My posts on this subject are mere reflections on the subject for what they are worth. However, I have had the privilege of serving as a pastor in three local congregations over the past nineteen years. Every year, I become more committed to expository preaching and more convinced of its necessity and power in the life of the local church and in the individual lives of those who submit themselves to the regular exposition of Scripture.
Biblical Justification for Expository Preaching
Having defined expository preaching as that form of preaching that begins with the Scriptures and is structured around the Scriptures’ intended meaning and form, what biblical justification can be made for asserting that this kind of preaching is the purest and most proper form of biblical preaching? The clearest biblical injunction to preach in an expository manner is found in 2 Timothy 4:2: “preach the word.” If this exhortation is to be seriously applied, then the sermon must not be derived from a topic, but rather, “the word.” Such, “word” based preaching is also biblically exemplified as well.

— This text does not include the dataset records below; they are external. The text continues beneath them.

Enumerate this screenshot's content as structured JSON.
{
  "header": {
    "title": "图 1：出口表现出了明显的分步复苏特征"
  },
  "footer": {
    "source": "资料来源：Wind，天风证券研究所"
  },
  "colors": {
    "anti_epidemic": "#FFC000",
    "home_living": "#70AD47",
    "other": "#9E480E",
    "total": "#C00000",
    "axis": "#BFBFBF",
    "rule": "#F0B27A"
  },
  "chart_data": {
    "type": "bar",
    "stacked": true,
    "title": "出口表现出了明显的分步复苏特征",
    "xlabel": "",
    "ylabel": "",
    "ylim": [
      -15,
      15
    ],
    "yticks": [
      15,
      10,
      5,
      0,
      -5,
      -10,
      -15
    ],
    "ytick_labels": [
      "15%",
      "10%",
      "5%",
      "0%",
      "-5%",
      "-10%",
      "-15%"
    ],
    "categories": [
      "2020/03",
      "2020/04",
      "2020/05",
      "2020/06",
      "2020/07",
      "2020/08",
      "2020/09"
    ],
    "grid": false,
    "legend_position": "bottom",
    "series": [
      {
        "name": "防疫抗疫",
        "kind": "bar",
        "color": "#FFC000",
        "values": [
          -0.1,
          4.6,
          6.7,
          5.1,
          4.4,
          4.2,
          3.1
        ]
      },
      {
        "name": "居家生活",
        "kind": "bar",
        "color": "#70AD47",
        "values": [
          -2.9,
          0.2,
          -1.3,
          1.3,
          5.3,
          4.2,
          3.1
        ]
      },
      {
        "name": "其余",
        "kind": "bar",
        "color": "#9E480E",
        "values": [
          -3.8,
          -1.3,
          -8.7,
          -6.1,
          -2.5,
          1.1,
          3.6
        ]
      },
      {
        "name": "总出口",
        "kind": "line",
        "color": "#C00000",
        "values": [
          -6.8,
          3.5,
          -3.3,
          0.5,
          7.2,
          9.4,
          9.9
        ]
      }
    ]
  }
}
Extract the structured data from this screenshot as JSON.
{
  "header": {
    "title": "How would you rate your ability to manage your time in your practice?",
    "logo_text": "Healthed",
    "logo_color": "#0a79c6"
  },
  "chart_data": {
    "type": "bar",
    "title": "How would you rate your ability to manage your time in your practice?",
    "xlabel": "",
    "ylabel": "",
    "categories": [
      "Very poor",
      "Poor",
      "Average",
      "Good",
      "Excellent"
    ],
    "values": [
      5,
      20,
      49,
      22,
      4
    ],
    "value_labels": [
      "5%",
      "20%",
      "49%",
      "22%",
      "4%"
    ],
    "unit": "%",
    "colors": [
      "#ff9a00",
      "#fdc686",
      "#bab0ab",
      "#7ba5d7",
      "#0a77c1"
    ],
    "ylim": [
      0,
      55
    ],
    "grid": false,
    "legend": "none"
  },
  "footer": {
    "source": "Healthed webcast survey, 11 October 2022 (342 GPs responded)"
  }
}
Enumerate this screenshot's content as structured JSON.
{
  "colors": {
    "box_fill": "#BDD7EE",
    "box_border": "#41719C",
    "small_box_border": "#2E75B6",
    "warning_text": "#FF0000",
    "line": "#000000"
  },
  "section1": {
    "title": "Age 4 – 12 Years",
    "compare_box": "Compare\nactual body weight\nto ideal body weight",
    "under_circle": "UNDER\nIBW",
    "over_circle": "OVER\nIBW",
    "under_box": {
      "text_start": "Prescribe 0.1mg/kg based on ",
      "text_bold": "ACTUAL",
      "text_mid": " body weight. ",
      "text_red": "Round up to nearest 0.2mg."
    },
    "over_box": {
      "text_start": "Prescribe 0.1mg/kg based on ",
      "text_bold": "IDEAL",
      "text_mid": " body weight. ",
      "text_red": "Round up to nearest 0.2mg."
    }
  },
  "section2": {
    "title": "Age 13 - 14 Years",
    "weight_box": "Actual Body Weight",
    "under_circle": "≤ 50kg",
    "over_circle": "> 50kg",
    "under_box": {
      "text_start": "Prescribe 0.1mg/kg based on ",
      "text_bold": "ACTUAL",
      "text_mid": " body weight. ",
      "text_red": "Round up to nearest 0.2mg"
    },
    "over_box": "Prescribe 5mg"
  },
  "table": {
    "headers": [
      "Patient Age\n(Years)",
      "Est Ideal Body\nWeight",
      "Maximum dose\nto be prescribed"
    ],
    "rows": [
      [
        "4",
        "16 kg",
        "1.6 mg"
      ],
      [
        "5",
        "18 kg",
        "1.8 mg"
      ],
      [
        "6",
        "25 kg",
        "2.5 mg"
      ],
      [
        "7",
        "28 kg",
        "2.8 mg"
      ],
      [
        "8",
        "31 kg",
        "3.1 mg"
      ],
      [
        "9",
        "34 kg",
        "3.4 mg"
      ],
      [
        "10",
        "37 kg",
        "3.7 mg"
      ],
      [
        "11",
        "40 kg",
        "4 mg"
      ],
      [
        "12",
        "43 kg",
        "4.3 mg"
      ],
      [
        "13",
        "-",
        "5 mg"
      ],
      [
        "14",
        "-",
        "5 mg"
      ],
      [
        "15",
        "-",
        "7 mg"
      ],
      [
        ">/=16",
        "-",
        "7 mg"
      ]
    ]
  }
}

When Israel returned from Babylonian captivity and began rebuilding the wall and the city, she was freshly exposed to the law of God and subsequent spiritual renewal. How did Israel’s leaders expose the congregation to the law? Nehemiah 8:7, 8 indicates, “. . . the Levites explained the law to the people while the people remained in their place. They read from the book, from the law of God, translating to give the sense so that they understood the reading.”
Such verse-by-verse exposition finds few friends among modern day topical preaching proponents. Rick Warren indicates that he himself spent two and a half years preaching expositionally through the book of Romans to his congregation. However, he argues that expository preaching (text based rather than topic driven), will not result in the attraction and thus the conversion of the lost. He further suggests that his approach of beginning with a secular subject is precisely how the apostle Paul began his ministry to the lost, especially at the Areopagus in Athens.[1]
However, a careful examination of the entire context of Acts 17:16-34 demonstrates something quite contrary to Warren’s suggestion. Acts 17:17 indicates how Paul began his ministry in Athens. “So he was reasoning in the synagogue with the Jews and the God-fearing Gentiles, and in the market place every day with those who happened to be there.” But where did Paul begin in his reasoning with these “unbelievers?” Earlier in Acts 17:2-3, Paul’s general course of “reasoning” is portrayed. “And according to Paul’s custom, he went to them, and for three Sabbaths reasoned with them from the Scriptures, explaining and giving evidence that the Christ had to suffer and rise again from the dead . . .” Paul did not attempt to attract seekers with secular topics or quotes from unbelieving philosophers. He began with the Scriptures and explained Jesus and the resurrection. In fact, that is precisely what Paul was preaching in Athens when he was pulled up to the Areopagus to give an account for his comments. “And also some of the Epicurean and Stoic philosophers were conversing with him. Some were saying, “ËWhat would this idle babbler wish to say?’ Others, “ËHe seems to be a proclaimer of strange deities,’ – because he was preaching Jesus and the resurrection“ (Acts 17:18, emphasis mine). Contrary to Warren’s suggestion, even when Paul arrived to defend himself before the court of the Areopagus, he did not base his messages upon a quotation from a secular philosopher. Rather he began with references to creation and the supremacy of the one true God. His brief allusion to a secular poet was not even central to his argument. The Scriptures were his basis and beginning point.
The same idea could be said of Peter on the Day of Pentecost when he exposited Joel 2:28-32 (Acts 2:14-21) to a crowd of unbelieving Jews, among whom 3,000 were converted that very day. Stephen also preached an expositional message to the unbelieving religious leaders of Israel before he was stoned (Acts 7). The biblical exhortation and examples argue for the kind of preaching that begins with the Bible and exposes the listener to its intended meaning, urging them to make accurate use of it. I am not suggesting, however, that a preacher should not introduce an expository message with a contemporary illustration. Contemporary illustrations are not what Rick Warren and other topical-driven preachers are advocating. Rather than move from an illustration to a given biblical text, many topical sermons tend to start with a secular topic and pre-conceived idea and use various quotations and expression to support the idea, many of which may be biblical texts. I am arguing that such is not what the Bible exemplifies.
Today I had the privilege to sit in a lecture on the life, ministry and theology of Jonathan Edwards, by Dr. John Hannah. One of the points Dr. Hannah drove home today was in regard to why preachers like Edwards (or Calvin and Luther for that matter) did not give themselves to the kind of exegetical preaching that I would be arguing for in these series of posts. He reminded us that the culture was far more biblically literate than our own. We are essentially illiterate when it comes to knowing Scriptures. Edwards could take a portion of a verse and explain briefly its context and basic meaning and then move to more theological, rational and application, because his congregation was so well versed in the Bible. One of the clear reasons why biblical preaching is so necessary today is because we are, for the most part, so woefully lacking in our exposure to, let alone our understanding of even the basics of the Bible. Expository preaching, in my estimation, is precisely what our generation is in most need.